Я ориентировалась в поездах – как они устроены, где что находится, как спасаться, куда прятаться, где что добывать, как вообще выжить – лучше, чем где бы то ни было. Я знала, как вскочить на подножку поезда, пока он еще на медленном ходу; как бежать за последним вагоном; как, одной рукой уцепившись за поручень, подпрыгнуть и подтянуться к нижней ступеньке, другой рукой удерживая добычу с перрона. А потом пробираться через весь поезд, вдыхая чужие миазмы и громко хлопая тамбурными дверями, к своим, попутно объясняя озлобленным проводникам, почему ты осмелился вторгнуться на их территорию. Как задабривать проводников, я тоже знаю с детства.

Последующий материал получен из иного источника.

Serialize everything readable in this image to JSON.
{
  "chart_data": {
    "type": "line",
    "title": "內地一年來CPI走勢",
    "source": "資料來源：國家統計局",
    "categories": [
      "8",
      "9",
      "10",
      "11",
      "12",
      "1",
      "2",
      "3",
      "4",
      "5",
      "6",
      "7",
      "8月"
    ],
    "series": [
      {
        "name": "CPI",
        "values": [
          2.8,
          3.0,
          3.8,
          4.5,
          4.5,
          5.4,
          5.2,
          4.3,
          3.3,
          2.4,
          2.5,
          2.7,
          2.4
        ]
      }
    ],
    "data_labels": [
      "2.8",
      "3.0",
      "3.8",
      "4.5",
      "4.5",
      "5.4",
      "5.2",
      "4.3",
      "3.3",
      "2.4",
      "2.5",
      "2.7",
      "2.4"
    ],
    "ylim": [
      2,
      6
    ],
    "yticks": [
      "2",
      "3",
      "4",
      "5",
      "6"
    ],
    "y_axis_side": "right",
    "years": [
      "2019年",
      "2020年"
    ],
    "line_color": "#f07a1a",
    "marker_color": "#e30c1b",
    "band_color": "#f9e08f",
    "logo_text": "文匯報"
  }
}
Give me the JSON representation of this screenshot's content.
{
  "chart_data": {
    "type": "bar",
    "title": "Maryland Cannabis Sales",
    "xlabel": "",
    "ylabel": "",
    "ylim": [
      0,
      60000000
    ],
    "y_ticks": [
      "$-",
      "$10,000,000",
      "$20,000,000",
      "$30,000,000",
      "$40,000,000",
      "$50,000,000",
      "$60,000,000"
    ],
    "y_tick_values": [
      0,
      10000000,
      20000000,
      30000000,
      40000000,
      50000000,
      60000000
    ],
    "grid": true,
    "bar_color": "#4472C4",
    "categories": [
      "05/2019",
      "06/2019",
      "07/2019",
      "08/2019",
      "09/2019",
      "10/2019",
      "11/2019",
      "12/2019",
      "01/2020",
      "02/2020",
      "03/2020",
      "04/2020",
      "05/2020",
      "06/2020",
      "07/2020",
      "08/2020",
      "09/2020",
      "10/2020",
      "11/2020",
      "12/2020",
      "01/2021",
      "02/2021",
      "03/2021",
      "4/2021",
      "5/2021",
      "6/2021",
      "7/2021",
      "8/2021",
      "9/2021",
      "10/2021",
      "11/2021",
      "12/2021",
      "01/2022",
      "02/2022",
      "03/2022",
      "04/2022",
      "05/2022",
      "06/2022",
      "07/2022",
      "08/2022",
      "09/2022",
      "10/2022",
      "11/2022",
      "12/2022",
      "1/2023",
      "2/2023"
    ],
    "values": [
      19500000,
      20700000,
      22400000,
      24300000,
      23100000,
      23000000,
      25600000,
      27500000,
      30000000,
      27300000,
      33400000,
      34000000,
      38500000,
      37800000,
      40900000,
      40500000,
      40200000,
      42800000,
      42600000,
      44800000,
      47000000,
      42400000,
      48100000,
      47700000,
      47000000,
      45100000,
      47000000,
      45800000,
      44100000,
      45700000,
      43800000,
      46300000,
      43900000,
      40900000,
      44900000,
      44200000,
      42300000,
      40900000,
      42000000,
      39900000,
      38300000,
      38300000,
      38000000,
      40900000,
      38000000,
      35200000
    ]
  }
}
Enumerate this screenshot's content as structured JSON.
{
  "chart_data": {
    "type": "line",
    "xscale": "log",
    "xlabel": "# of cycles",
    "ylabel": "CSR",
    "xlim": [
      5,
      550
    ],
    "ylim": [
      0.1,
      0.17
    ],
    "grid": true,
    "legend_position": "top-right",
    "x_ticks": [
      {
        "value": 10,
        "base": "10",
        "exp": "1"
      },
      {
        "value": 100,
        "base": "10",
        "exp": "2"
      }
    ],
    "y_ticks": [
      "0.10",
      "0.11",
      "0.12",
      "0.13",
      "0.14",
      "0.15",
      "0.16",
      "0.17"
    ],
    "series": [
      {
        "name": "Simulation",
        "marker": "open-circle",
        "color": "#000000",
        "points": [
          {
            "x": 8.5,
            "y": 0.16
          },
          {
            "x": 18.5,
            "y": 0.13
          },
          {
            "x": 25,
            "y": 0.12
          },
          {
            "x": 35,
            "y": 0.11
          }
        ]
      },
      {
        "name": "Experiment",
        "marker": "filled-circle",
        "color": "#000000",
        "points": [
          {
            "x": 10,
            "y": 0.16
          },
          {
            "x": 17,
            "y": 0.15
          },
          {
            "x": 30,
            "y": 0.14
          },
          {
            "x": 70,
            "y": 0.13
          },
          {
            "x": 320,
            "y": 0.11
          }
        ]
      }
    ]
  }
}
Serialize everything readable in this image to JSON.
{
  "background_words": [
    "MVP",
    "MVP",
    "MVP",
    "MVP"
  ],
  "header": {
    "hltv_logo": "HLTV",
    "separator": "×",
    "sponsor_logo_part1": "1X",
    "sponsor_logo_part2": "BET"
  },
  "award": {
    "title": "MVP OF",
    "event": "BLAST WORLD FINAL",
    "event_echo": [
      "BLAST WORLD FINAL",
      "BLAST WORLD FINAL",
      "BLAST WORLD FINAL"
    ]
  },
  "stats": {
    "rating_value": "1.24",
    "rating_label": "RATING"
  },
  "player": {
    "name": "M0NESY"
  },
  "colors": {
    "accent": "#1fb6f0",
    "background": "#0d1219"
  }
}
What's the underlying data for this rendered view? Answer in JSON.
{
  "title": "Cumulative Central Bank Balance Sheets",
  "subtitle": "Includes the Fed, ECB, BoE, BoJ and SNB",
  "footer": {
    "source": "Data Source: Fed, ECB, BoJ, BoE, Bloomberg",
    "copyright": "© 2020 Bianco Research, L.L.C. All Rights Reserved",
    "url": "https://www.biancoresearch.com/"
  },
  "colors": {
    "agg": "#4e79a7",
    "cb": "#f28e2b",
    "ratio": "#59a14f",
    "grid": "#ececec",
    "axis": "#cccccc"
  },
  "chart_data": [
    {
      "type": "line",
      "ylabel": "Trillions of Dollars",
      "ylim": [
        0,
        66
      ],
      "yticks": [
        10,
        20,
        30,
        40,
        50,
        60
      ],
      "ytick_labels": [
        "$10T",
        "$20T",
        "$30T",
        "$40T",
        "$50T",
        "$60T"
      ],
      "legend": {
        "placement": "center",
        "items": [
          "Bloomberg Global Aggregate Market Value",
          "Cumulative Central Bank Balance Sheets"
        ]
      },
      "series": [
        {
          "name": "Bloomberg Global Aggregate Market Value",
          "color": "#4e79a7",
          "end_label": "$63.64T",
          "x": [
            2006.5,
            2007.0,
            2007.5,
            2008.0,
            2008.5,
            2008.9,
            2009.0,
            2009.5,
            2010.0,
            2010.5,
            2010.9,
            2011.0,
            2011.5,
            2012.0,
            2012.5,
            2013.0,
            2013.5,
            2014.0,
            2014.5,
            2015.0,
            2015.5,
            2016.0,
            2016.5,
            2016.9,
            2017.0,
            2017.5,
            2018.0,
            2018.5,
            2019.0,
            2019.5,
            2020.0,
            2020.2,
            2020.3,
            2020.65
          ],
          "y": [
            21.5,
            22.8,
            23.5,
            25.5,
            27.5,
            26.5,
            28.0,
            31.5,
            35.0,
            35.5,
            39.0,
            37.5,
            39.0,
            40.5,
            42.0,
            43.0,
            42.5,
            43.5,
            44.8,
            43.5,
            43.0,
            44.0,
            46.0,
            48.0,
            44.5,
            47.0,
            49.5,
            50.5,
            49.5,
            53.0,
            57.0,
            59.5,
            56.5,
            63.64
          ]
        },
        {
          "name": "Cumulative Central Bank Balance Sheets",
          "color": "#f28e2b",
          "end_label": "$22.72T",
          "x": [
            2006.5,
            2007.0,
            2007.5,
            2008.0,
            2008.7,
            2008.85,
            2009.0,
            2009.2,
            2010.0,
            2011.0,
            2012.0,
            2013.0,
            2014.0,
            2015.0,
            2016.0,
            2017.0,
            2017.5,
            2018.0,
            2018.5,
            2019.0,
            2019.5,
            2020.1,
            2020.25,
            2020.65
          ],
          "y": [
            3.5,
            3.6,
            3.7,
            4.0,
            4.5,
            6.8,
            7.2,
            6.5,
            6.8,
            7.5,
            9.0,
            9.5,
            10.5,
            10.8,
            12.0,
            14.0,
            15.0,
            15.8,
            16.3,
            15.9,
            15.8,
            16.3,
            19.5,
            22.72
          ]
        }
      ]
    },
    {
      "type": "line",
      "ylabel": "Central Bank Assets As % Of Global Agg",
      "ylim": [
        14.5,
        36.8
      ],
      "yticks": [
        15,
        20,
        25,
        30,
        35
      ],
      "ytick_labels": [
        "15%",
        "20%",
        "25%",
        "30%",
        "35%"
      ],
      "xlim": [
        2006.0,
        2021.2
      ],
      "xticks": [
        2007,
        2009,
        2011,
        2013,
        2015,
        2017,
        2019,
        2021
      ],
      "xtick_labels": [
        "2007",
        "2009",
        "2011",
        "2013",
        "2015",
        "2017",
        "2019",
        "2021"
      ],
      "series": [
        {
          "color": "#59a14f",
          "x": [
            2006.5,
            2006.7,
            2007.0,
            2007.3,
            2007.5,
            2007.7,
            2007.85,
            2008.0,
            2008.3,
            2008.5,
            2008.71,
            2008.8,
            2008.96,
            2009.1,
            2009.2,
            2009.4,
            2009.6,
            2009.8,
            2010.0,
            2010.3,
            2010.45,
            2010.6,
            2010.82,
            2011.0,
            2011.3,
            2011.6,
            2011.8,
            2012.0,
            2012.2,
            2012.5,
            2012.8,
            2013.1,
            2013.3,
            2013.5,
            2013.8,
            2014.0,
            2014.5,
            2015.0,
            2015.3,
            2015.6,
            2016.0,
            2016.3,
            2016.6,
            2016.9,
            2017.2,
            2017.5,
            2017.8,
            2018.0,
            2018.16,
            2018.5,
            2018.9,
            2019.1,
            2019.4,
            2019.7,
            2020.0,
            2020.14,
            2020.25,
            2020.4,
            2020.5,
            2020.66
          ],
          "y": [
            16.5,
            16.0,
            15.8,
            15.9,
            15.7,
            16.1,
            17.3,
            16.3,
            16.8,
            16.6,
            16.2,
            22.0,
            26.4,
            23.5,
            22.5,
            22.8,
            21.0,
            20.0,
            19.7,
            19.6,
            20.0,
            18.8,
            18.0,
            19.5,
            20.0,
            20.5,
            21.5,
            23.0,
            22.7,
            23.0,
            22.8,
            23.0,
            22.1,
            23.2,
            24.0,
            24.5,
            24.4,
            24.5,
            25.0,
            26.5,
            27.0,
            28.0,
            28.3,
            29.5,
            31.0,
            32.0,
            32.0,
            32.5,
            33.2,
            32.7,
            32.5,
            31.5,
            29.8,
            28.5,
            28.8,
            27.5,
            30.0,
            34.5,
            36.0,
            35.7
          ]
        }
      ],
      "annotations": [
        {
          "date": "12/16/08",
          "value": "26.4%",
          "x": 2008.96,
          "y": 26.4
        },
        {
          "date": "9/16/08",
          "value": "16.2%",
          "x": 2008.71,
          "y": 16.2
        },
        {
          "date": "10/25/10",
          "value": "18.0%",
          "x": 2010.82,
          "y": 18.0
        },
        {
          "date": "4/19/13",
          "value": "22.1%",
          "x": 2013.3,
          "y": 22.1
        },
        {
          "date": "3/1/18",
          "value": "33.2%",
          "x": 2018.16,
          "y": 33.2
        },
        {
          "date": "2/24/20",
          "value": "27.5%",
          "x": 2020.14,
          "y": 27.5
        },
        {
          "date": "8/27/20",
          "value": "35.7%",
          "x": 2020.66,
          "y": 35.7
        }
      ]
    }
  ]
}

А еще я видела своими глазами, как они собирали белье, сброшенное в конце поездки пассажирами у своих купе, аккуратно складывали его квадратиками, опрыскивали водой и придавливали эти стопки чем-нибудь тяжелым: через несколько часов белье производило впечатление свежепостиранного, и его выдавали новым пассажирам…
Хотя проводник проводнику рознь, и среди них полно добрых людей, готовых пригреть зайцев, – главное, не попасть на проверку вышестоящего начальства. Бывало, они прятали нас на время проверки в свои собственные купе или запирали в туалет.
С дальнобойщиками складывались похожие ситуации. Подбрасывая нас, они тоже нарушали всяческие правила: людей нельзя перевозить в кузове, а в кабину сажать больше одного или двух человек; детей вообще нельзя возить в кабине. Да и гаишники, которых боялись дальнобойщики, часто против всяких правил нас выручали. В конце концов, все боялись только одного: вышестоящих начальников и проверок. Такова система государства с централизованной властью: никто не хозяин самому себе, все живут и работают в страхе перед власть имущими.
Так что наша тоталитарная секта была лишь малюсеньким пузырьком внутри точно такого же, только огромного.
Нас умудрялись слоить даже в поездах. Завешивали плацкартное купе простынями – и стучали и слоили.
Однажды я оказалась в одном купе плацкартного вагона вместе с Главным и еще двумя взрослыми женщинами-педагогами.
Я, помню, чувствовала восторг и огромное любопытство: каков же он в обычной жизни? Как ест и о чем говорит? Обычно я видела его близко только на беседах. Все остальное время его окружали педагоги и фавориты, и у меня не было ощущения, что он обыкновенный человек, с которым можно просто так взять и заговорить о чем-то повседневном или важном для меня.
И вот мы сидим в купе. Всем захотелось есть; достали арбуз, буханку хлеба и банку кабачковой икры. Начали черпать из банки икру, а она закапала с ложки – на стол, на колени, на полки… Выглядело это отвратительно, но педагоги вместе с Главным начали гоготать и говорить, что это говно. Они гоготали; мне кажется, у них случилось что-то вроде истерики – они не могли остановиться и даже начали кидаться икрой специально, чтобы стало еще смешнее. Я была ребенком, но все это меня шокировало: Главный оказался не только не великим человеком, но и мерзким. Видя эту грязь, которую они с такой радостью разводили в купе, где сами и жили, я испытала чувство брезгливости и отвращения.
Но тогда же меня посетило и совсем новое, незнакомое переживание, когда непререкаемый прежде авторитет вдруг исчезает. Я хорошо помню этот момент.
В связи с этим мне вспомнилась еще одна подробность «психотерапии», которой мы постоянно подвергались. На беседах, да и в повседневном общении, Главный (а за ним, как попугаи, и все педагоги) неустанно повторял, что душевнобольные люди едят свое говно. Поскольку мне постоянно внушали, что у меня психические проблемы, для моего детского сознания это означало, что я тоже должна иметь такое пристрастие. Не раз я думала об этом, наблюдала за собой, анализировала свои желания. Но нет, мне не хотелось… как бы абсурдно это ни звучало.
Однако юмор педагогов на этом и строился. И случай в поезде поразил меня еще и тем, что они, получается, потешались над больными людьми, унижали их. Даже меня, ребенка, это тогда сильно резануло.
В такой обстановке действительно никак нельзя признаваться ни в своих слабостях, ни в недостатках. И доверять нельзя никому. Остается одно – быть сверхчеловеком.
Чтобы никто не догадался, что у нас есть какие-то проблемы и недостатки, что мы обычные люди, нам было запрещено вши называть вшами. Нам велели называть их «нашими друзьями». Нельзя было просто пожаловаться: «У меня опять вши». Вместо этого мы говорили: «У меня опять друзья!», или: «У меня очень много друзей».